Reference has been made to Vaihinger’s devouring appetite for knowledge. This, indeed, was extraordinary, and of almost universal range. There seem to have been few fields with which he failed to come in touch, either through books or by personal intercourse with experts. He found his way into all the natural sciences, he was drawn to Greek archæology and German philosophy; he began the study of Sanscrit with Roth. Then, realising that he had completely neglected mathematics, he devoted himself with ardour to analytic geometry and infinitesimals, a study which later he found philosophically fruitful. Finally, in 1874, he may be said to have rounded the circle of his self-development by reading the just published enlarged and much improved edition of F. A. Lange’s “History of Materialism.” Here he realised the presence of a spirit of the noblest order, equipped with the widest culture and the finest lucidity of vision, the keenest religious radicalism combined with large-hearted tolerance and lofty moral equilibrium, all manifested in a completed master-work. Moreover, the standpoint of F. A. Lange was precisely that which Vaihinger had been independently struggling towards, for it brought into view that doctrine of the place of fiction in life which he had already seen ahead. It is not surprising that he should generously and enthusiastically acclaim Lange as master and leader, though his subsequent work is his own, and has carried ideas of which Lange held only the seeds to new and fruitful development.[[40]]

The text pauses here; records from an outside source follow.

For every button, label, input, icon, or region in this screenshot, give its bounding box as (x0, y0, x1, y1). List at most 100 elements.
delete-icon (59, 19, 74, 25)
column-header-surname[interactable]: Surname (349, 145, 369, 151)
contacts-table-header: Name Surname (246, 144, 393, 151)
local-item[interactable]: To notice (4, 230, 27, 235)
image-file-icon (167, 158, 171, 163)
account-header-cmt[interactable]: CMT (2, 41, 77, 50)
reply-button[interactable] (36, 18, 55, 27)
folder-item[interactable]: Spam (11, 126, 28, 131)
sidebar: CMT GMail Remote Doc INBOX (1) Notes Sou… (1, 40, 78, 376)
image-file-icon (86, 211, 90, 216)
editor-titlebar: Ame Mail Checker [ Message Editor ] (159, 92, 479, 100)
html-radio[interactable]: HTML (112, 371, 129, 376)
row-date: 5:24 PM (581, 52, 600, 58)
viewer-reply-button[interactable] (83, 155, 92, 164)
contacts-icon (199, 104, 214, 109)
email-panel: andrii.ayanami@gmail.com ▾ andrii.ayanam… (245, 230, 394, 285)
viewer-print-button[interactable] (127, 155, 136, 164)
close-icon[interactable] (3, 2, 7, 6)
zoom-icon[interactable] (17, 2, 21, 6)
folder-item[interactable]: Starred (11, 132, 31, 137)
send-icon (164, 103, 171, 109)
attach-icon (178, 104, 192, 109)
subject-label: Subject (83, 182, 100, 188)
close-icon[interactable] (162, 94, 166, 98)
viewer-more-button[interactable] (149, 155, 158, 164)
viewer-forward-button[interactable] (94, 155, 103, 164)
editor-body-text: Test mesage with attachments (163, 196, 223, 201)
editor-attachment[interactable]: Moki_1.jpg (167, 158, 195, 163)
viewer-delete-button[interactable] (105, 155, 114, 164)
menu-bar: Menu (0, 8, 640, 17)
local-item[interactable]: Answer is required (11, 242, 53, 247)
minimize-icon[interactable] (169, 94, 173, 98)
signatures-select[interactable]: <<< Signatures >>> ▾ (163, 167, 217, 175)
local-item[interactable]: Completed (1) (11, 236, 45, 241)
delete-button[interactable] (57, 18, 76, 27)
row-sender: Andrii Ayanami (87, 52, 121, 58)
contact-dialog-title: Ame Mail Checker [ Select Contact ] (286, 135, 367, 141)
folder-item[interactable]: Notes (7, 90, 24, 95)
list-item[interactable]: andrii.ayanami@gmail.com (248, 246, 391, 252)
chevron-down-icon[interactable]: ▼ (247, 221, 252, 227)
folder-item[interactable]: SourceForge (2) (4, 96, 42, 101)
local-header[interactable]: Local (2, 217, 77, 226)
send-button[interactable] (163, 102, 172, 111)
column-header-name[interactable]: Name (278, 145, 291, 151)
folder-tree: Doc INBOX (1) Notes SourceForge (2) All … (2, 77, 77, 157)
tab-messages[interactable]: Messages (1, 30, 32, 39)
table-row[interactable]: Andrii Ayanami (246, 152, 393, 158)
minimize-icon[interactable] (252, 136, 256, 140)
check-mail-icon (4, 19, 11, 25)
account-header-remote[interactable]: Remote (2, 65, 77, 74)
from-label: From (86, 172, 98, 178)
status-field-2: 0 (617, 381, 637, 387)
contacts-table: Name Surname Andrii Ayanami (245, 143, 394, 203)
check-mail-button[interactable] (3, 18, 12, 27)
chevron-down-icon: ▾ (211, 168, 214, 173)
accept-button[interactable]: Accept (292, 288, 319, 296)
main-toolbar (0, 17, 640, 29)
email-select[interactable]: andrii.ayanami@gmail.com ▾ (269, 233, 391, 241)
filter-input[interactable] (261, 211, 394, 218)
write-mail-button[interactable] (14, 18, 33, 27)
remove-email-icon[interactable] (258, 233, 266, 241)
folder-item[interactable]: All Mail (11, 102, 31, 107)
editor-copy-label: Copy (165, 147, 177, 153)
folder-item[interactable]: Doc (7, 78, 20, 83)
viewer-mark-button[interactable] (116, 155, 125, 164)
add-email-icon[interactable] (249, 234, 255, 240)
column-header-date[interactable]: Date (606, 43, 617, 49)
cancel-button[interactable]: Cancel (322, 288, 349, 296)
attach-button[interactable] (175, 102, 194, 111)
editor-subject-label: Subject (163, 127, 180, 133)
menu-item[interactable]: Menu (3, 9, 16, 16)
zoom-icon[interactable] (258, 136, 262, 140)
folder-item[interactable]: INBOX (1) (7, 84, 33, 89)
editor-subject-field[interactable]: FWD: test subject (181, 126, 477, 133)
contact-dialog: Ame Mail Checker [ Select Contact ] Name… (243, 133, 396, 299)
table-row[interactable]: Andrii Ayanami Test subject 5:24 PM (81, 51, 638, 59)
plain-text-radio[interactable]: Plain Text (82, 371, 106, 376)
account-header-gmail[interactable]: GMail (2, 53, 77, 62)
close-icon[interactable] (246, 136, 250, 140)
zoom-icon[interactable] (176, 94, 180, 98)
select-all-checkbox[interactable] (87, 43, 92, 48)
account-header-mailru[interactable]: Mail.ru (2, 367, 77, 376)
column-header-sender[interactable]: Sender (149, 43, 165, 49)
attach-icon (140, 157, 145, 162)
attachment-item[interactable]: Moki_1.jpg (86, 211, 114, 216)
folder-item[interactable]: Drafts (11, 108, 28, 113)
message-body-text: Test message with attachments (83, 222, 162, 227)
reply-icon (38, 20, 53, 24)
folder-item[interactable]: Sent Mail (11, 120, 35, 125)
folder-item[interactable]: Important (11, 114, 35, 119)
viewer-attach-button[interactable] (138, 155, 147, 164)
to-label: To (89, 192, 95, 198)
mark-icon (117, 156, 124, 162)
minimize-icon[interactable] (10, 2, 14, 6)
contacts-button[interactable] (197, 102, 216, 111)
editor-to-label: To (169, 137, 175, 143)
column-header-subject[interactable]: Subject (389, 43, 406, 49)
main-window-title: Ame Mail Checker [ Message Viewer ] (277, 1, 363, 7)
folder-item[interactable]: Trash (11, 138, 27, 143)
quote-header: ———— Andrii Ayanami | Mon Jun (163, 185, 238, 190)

It was in 1876-77 that Vaihinger wrote his book, a marvellous achievement for so youthful a thinker, for he was then only about twenty-five years of age. A final revision it never underwent, and there remain various peculiarities about the form into which it is cast. The serious failure in eyesight seems to have been the main reason for delaying the publication of a work which the author felt to be too revolutionary to put forth in an imperfect form. He preferred to leave it for posthumous publication.

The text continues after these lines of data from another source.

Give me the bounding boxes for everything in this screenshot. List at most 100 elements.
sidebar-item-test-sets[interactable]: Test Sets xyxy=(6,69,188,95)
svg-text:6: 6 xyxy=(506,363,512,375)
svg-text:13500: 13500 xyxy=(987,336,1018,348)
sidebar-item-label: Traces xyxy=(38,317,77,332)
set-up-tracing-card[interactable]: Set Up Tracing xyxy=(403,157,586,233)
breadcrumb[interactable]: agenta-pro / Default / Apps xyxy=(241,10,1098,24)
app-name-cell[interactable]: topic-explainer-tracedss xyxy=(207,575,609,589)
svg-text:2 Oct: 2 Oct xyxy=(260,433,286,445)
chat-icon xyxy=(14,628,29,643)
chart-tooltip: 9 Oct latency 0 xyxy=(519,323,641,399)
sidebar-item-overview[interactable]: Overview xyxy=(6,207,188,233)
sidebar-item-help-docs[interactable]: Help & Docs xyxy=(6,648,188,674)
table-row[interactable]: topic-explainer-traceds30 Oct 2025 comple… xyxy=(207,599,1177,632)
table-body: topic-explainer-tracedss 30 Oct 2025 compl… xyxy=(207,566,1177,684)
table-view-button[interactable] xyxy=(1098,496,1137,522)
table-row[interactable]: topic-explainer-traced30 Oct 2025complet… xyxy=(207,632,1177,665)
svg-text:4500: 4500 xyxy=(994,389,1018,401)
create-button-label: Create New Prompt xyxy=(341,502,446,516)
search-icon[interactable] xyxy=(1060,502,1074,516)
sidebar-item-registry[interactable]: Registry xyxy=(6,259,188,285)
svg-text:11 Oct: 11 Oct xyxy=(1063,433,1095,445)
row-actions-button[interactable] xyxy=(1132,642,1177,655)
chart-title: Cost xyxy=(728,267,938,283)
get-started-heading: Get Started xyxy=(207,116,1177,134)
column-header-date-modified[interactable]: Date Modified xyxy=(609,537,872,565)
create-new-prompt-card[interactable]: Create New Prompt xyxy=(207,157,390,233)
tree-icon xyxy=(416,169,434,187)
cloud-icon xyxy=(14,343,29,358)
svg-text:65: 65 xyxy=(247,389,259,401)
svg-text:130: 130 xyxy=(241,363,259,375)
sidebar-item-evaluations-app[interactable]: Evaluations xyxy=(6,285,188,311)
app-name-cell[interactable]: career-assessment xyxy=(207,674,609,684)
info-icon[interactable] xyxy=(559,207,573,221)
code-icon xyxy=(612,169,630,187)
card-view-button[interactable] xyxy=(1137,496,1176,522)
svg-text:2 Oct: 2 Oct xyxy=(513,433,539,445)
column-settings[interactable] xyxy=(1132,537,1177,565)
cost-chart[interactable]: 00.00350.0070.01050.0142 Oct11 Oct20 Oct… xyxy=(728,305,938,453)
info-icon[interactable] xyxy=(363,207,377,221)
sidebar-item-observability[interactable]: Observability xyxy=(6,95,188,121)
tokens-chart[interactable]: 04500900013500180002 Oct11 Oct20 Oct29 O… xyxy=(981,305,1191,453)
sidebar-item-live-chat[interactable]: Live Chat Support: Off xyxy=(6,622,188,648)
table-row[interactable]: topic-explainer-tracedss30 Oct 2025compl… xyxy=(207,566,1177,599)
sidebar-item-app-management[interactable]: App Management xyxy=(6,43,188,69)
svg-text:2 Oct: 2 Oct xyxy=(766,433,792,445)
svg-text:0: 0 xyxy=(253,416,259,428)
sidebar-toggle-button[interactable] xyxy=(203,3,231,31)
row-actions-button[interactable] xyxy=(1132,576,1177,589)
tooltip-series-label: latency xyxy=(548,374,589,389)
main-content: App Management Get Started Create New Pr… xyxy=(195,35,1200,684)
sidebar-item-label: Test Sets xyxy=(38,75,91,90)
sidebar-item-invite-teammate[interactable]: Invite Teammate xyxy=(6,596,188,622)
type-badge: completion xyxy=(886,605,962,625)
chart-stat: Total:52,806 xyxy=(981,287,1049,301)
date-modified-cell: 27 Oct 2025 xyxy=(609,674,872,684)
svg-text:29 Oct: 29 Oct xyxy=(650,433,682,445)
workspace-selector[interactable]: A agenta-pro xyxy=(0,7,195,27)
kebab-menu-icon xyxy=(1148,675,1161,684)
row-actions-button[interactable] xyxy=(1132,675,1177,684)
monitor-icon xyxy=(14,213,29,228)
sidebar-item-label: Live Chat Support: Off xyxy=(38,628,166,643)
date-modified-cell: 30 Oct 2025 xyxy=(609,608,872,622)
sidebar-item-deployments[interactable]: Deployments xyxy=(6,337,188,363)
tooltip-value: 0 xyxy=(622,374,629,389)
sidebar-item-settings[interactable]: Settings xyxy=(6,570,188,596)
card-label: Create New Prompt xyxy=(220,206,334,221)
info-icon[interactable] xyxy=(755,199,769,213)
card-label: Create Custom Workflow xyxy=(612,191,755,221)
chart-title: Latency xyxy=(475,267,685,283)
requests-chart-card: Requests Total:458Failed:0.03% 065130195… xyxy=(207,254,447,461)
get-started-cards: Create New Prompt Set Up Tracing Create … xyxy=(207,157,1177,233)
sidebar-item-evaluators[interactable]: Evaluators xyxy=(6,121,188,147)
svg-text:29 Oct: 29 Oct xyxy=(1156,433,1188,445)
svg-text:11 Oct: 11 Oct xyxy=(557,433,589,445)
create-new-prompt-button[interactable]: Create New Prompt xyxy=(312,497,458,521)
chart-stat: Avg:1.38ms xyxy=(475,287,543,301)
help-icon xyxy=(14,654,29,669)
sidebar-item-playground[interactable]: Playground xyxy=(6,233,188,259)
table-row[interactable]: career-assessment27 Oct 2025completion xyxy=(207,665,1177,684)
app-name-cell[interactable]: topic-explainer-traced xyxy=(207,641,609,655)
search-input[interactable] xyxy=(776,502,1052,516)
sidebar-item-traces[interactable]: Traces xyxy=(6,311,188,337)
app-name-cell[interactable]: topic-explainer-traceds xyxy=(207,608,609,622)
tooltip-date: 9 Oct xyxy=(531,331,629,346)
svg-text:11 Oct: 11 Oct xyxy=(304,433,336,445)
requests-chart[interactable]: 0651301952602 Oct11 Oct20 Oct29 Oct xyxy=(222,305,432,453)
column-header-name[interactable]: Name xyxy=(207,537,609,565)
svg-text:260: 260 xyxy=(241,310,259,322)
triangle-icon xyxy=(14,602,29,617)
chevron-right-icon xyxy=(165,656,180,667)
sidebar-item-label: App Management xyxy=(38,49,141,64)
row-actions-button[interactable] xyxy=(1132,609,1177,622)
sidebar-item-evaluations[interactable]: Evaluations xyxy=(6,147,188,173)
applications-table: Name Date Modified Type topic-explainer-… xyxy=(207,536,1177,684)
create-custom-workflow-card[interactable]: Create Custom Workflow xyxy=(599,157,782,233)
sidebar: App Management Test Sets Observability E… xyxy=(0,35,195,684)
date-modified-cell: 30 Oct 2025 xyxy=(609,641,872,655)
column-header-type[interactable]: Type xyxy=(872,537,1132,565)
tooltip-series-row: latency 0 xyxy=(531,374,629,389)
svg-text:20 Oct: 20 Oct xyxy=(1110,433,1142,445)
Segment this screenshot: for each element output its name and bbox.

But the world was not standing still, and during the next thirty years many things happened. Vaihinger found the new sect of Pragmatists coming into fashion with ideas resembling his own, though in a cruder shape, which seemed to render philosophy the “meretrix theologorum.” Many distinguished thinkers were working towards an attitude more or less like his own, especially Nietzsche, whom (like many others even to-day) he had long regarded with prejudice and avoided, but now discovered to be “a great liberator” with congenial veins of thought. Vaihinger realised that his conception was being independently put forward from various sides, often in forms that to him seemed imperfect or vicious. It was no longer advisable to hold back his book. In 1911, therefore, “Die Philosophie des Als Ob” appeared.

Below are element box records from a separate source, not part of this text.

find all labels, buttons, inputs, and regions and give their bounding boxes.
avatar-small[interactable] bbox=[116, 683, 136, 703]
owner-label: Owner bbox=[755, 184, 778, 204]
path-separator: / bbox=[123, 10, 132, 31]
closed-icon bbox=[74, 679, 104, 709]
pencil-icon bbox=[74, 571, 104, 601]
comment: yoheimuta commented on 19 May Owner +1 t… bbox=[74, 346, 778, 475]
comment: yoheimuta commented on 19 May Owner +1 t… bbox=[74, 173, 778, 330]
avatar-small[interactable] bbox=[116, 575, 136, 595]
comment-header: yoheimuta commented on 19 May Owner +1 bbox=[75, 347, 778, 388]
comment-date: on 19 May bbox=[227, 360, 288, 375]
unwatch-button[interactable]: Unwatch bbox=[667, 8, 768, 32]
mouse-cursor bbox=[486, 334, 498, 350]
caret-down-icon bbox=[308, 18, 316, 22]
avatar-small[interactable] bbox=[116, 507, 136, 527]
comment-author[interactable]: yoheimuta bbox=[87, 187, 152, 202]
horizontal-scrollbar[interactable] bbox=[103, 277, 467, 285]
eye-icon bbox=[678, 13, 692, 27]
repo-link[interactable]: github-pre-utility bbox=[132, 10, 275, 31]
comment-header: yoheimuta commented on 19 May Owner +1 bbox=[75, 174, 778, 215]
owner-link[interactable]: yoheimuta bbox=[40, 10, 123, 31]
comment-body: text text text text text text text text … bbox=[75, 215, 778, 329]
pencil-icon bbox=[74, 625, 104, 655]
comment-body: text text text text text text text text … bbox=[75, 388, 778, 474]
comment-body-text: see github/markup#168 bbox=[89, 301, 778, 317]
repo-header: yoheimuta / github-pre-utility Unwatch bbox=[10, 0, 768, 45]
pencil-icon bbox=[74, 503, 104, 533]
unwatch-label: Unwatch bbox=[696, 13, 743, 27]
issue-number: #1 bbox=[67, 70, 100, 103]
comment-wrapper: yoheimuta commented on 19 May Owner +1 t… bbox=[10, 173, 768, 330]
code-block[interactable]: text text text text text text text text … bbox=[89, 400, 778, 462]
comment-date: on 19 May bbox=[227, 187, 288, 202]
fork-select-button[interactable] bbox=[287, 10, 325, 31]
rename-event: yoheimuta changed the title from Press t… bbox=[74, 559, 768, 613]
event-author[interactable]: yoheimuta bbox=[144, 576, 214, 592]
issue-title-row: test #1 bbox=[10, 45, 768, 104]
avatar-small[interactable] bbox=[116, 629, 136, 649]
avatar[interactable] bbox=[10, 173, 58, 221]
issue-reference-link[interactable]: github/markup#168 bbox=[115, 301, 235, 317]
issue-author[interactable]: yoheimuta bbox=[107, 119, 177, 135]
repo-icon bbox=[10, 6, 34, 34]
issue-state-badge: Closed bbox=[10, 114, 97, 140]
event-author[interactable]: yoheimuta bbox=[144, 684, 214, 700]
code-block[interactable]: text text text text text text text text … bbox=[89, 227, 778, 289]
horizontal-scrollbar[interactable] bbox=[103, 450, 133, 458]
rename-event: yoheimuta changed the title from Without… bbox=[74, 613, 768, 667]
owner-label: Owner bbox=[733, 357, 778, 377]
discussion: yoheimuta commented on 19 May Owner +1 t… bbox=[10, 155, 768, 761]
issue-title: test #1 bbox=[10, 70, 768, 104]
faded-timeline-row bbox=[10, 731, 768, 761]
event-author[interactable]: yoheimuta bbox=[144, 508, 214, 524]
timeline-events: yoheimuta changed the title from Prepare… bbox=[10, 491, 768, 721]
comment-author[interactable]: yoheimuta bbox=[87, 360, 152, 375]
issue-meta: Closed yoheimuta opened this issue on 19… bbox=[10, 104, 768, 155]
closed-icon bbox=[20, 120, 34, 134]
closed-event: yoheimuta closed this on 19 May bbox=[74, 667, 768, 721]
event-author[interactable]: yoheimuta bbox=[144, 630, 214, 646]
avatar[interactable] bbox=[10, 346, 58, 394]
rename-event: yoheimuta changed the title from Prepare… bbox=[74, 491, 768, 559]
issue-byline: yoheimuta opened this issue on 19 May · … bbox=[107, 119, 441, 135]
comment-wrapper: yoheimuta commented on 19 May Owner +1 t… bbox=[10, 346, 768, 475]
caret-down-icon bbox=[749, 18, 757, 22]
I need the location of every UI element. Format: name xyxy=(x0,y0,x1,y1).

The problem which Vaihinger set out to solve was this: How comes it about that with consciously false ideas we yet reach conclusions that are in harmony with Nature and appeal to us as Truth? That we do so is obvious, especially in the “exact” branches of science. In mathematics it is notorious that we start from absurdities to reach a realm of law, and our whole conception of the nature of the world is based on a foundation which we believe to have no existence. For even the most sober scientific investigator in science, the most thoroughgoing Positivist, cannot dispense with fiction; he must at least make use of categories, and they are already fictions, analogical fictions, or labels, which give us the same pleasure as children receive when they are told the “name” of a thing. Fiction is, indeed, an indispensable supplement to logic, or even a part of it; whether we are working inductively or deductively, both ways hang closely together with fiction; and axioms, though they seek to be primary verities, are more akin to fiction. If we had realised the nature of axioms, the doctrine of Einstein, which sweeps away axioms so familiar to us that they seem obvious truths, and substitutes others which seem absurd because they are unfamiliar, might not have been so bewildering.